Ванятка всё ещё стоял в дверях, разглядывая незнакомцев как вдруг к нему подбежала мать, схватила за руки и потащила в угол за печку. А сама шепчет:

— Молчи, молчи, Ванятка! — И лицо у неё сделалось белое, как печка.

Ванятка недовольно потянул руку: не тут-то было, не вырвешься. Один чужой встал, подошёл к ним и проговорил как-то странно, вроде и по-нашему и не по-нашему:

— На тфор не ходить. Убию! — И показал нож, большой, как у дяди Егора. Таким он к Октябрьской поросёнка колол. Мать охнула.

— Мамка, не бойся! Сегодня тятя из лесу придёт, он их прогонит, — сказал Ванятка и тут же вскрикнул: Манюшка больно ущипнула его за руку.

— Молчи! — прошептала она ему в ухо, так что даже щекотно сделалось. — Молчи, Ванятка. Это немцы! Они тятю убьют…

Немцы! Ванятке сразу захотелось зареветь, но он вдруг понял, что делать этого нельзя, и только спрятал голову в складках материнской юбки — всё не так страшно.
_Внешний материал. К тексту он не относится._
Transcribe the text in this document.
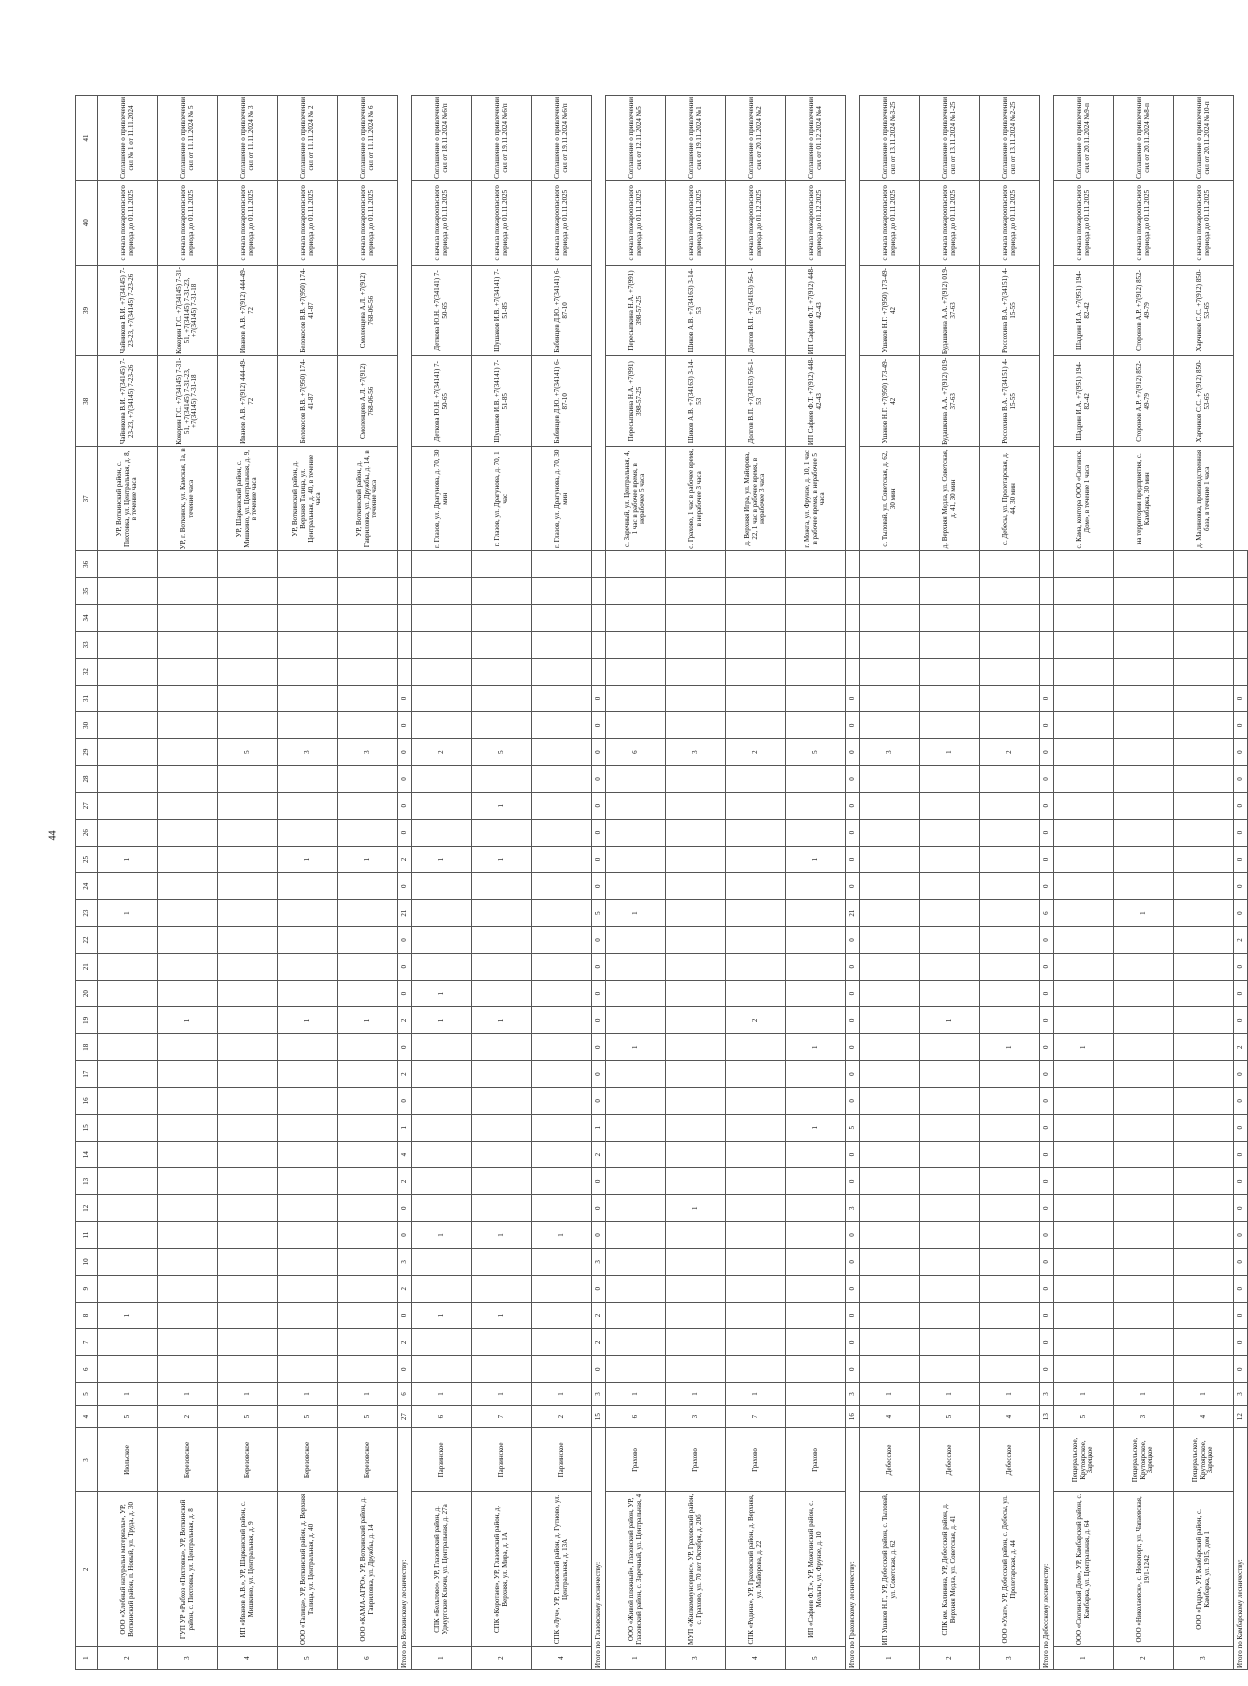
44
1	2	3	4	5	6	7	8	9	10	11	12	13	14	15	16	17	18	19	20	21	22	23	24	25	26	27	28	29	30	31	32	33	34	35	36	37	38	39	40	41
2	ООО «Хлебный натуральн материалы», УР, Воткинский район, п. Новый, ул. Труда, д. 30	Июльское	5	1			1															1		1												УР, Воткинский район, с. Пихтовка, ул. Центральная, д. 8, в течение часа	Чайникова В.И. +7(34145) 7-23-23, +7(34145) 7-23-26	Чайникова В.И. +7(34145) 7-23-23, +7(34145) 7-23-26	с начала пожароопасного периода до 01.11.2025	Соглашение о привлечении сил № 1 от 11.11.2024
3	ГУП УР «Рыбхоз «Пихтовка», УР, Воткинский район, с. Пихтовка, ул. Центральная, д. 8	Березовское	2	1														1																		УР, г. Воткинск, ул. Камская, 1а, в течение часа	Кокорин Г.С. +7(34145) 7-31-51, +7(34145) 7-31-23, +7(34145) 7-31-18	Кокорин Г.С. +7(34145) 7-31-51, +7(34145) 7-31-23, +7(34145) 7-31-18	с начала пожароопасного периода до 01.11.2025	Соглашение о привлечении сил от 11.11.2024 № 5
4	ИП «Иванов А.В.», УР, Шарканский район, с. Мишкино, ул. Центральная, д. 9	Березовское	5	1																								5								УР, Шарканский район, с. Мишкино, ул. Центральная, д. 9, в течение часа	Иванов А.В. +7(912) 444-49-72	Иванов А.В. +7(912) 444-49-72	с начала пожароопасного периода до 01.11.2025	Соглашение о привлечении сил от 11.11.2024 № 3
5	ООО «Талица», УР, Воткинский район, д. Верхняя Талица, ул. Центральная, д. 40	Березовское	5	1														1						1				3								УР, Воткинский район, д. Верхняя Талица, ул. Центральная, д. 40, в течение часа	Белокосов В.В. +7(950) 174-41-87	Белокосов В.В. +7(950) 174-41-87	с начала пожароопасного периода до 01.11.2025	Соглашение о привлечении сил от 11.11.2024 № 2
6	ООО «КАМА-АГРО», УР, Воткинский район, д. Гавриловка, ул. Дружбы, д. 14	Березовское	5	1														1						1				3								УР, Воткинский район, д. Гавриловка, ул. Дружбы, д. 14, в течение часа	Смоленцева А.Л. +7(912) 768-06-56	Смоленцева А.Л. +7(912) 768-06-56	с начала пожароопасного периода до 01.11.2025	Соглашение о привлечении сил от 11.11.2024 № 6
Итого по Воткинскому лесничеству:			27	6	0	2	0	2	3	0	0	2	4	1	0	2	0	2	0	0	0	21	0	2	0	0	0	0	0	0										
1	СПК «Бельтово», УР, Глазовский район, д. Удмуртские Ключи, ул. Центральная, д. 27а	Парзинское	6	1			1			1								1	1					1				2								г. Глазов, ул. Драгунова, д. 70, 30 мин	Деткова Ю.Н. +7(34141) 7-50-65	Деткова Ю.Н. +7(34141) 7-50-65	с начала пожароопасного периода до 01.11.2025	Соглашение о привлечении сил от 18.11.2024 №6/п
2	СПК «Коротаев», УР, Глазовский район, д. Верхняя, ул. Мира, д. 1А	Парзинское	7	1			1			1								1						1		1		5								г. Глазов, ул. Драгунова, д. 70, 1 час	Шушаков И.В. +7(34141) 7-51-85	Шушаков И.В. +7(34141) 7-51-85	с начала пожароопасного периода до 01.11.2025	Соглашение о привлечении сил от 19.11.2024 №6/п
4	СПК «Луч», УР, Глазовский район, д. Гутново, ул. Центральная, д. 13А	Парзинское	2	1						1																										г. Глазов, ул. Драгунова, д. 70, 30 мин	Бабинцев Д.Ю. +7(34141) 6-87-10	Бабинцев Д.Ю. +7(34141) 6-87-10	с начала пожароопасного периода до 01.11.2025	Соглашение о привлечении сил от 19.11.2024 №6/п
Итого по Глазовскому лесничеству:			15	3	0	2	2	0	3	0	0	0	2	1	0	0	0	0	0	0	0	5	0	0	0	0	0	0	0	0										
1	ООО «Живой пляжный», Глазовский район, УР, Глазовский район, с. Заречный, ул. Центральная, 4	Грахово	6	1													1					1						6								с. Заречный, ул. Центральная, 4, 1 час в рабочее время, в нерабочее 5 часа	Пересыпкина Н.А. +7(991) 398-57-25	Пересыпкина Н.А. +7(991) 398-57-25	с начала пожароопасного периода до 01.11.2025	Соглашение о привлечении сил от 12.11.2024 №5
3	МУП «Жилкоммунсервис», УР, Граховский район, с. Грахово, ул. 70 лет Октября, д. 20б	Грахово	3	1							1																	3								с. Грахово, 1 час в рабочее время, в нерабочее 3 часа	Шиков А.В. +7(34163) 3-14-53	Шиков А.В. +7(34163) 3-14-53	с начала пожароопасного периода до 01.11.2025	Соглашение о привлечении сил от 19.11.2024 №1
4	СПК «Родина», УР, Граховский район, д. Верхняя, ул. Майорова, д. 22	Грахово	7	1														2										2								д. Верхняя Игра, ул. Майорова, 22, 1 час в рабочее время, в нерабочее 3 часа	Долгов В.П. +7(34163) 56-1-53	Долгов В.П. +7(34163) 56-1-53	с начала пожароопасного периода до 01.12.2025	Соглашение о привлечении сил от 20.11.2024 №2
5	ИП «Сафиев Ф.Т.», УР, Можгинский район, с. Мельги, ул. Фрунзе, д. 10	Грахово												1			1							1				5								г. Можга, ул. Фрунзе, д. 10, 1 час в рабочее время, в нерабочее 5 часа	ИП Сафиев Ф.Т. +7(912) 448-42-43	ИП Сафиев Ф.Т. +7(912) 448-42-43	с начала пожароопасного периода до 01.12.2025	Соглашение о привлечении сил от 01.12.2024 №4
Итого по Граховскому лесничеству:			16	3	0	0	0	0	0	0	3	0	0	5	0	0	0	0	0	0	0	21	0	0	0	0	0	0	0	0										
1	ИП Ушаков Н.Г., УР, Дебесский район, с. Тыловай, ул. Советская, д. 62	Дебесское	4	1																								3								с. Тыловай, ул. Советская, д. 62, 30 мин	Ушаков Н.Г. +7(950) 173-49-42	Ушаков Н.Г. +7(950) 173-49-42	с начала пожароопасного периода до 01.11.2025	Соглашение о привлечении сил от 13.11.2024 №3-25
2	СПК им. Калинина, УР, Дебесский район, д. Верхняя Медла, ул. Советская, д. 41	Дебесское	5	1														1										1								д. Верхняя Медла, ул. Советская, д. 41, 30 мин	Будашкина А.А. +7(912) 019-37-63	Будашкина А.А. +7(912) 019-37-63	с начала пожароопасного периода до 01.11.2025	Соглашение о привлечении сил от 13.11.2024 №1-25
3	ООО «Ухат», УР, Дебесский район, с. Дебесы, ул. Пролетарская, д. 44	Дебесское	4	1													1											2								с. Дебесы, ул. Пролетарская, д. 44, 30 мин	Россохина В.А. +7(34151) 4-15-55	Россохина В.А. +7(34151) 4-15-55	с начала пожароопасного периода до 01.11.2025	Соглашение о привлечении сил от 13.11.2024 №2-25
Итого по Дебесскому лесничеству:			13	3	0	0	0	0	0	0	0	0	0	0	0	0	0	0	0	0	0	6	0	0	0	0	0	0	0	0										
1	ООО «Сюгинский Дом», УР, Камбарский район, с. Камбарка, ул. Центральная, д. 64	Пещеральское, Крутоярское, Зарецкое	5	1													1																			с. Кама, контора ООО «Сюгинск. Дом», в течение 1 часа	Шадрин И.А. +7(951) 194-82-42	Шадрин И.А. +7(951) 194-82-42	с начала пожароопасного периода до 01.11.2025	Соглашение о привлечении сил от 20.11.2024 №9-п
2	ООО «Николаевск», с. Новопорт, ул. Чапаевская, 19/1-1242	Пещеральское, Крутоярское, Зарецкое	3	1																		1														на территории предприятия, с. Камбарка, 30 мин	Сторонов А.Р. +7(912) 852-49-79	Сторонов А.Р. +7(912) 852-49-79	с начала пожароопасного периода до 01.11.2025	Соглашение о привлечении сил от 20.11.2024 №8-п
3	ООО «Гидра», УР, Камбарский район, с. Камбарка, ул. 1915, дом 1	Пещеральское, Крутоярское, Зарецкое	4	1																																д. Малиновка, производственная база, в течение 1 часа	Харчиков С.С. +7(912) 850-53-65	Харчиков С.С. +7(912) 850-53-65	с начала пожароопасного периода до 01.11.2025	Соглашение о привлечении сил от 20.11.2024 №10-п
Итого по Камбарскому лесничеству:			12	3	0	0	0	0	0	0	0	0	0	0	0	0	2	0	0	0	2	0	0	0	0	0	0	0	0	0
От его валенок на полу натаяла большая лужа, прямо Манюшке под ноги. Но Манюшка и ноги не передвинула, точно окаменела. И лицо у неё тоже сделалось как у матери: белое-белое…

Понемножку Ванятка осмелел, начал из-за печки выглядывать. А немцы всё не уходят. Тот, с ножом который, отрезал кусок одеяла и ногу себе обворачивает, толсто-толсто.

— Он тятю тоже так резать хочет? — спросил Ванятка, но мамина рука зажала ему рот.

А Манюшка вдруг взяла другую мамину руку и прижала к глазам, она всегда так делала, когда хотела приласкаться, и тихо пошла из-за печки к двери.

— Стой! — крикнул тот, что резал одеяло, и приподнялся на кровати. Но другой засмеялся и показал на окошко, залепленное снегом.

Манюшка, словно и не слышала их, спокойно открыла дверь, на минуту остановилась на высокой пороге. Мороз белым паром окутал её худенькое тело в грубой рубашонке и кофточке.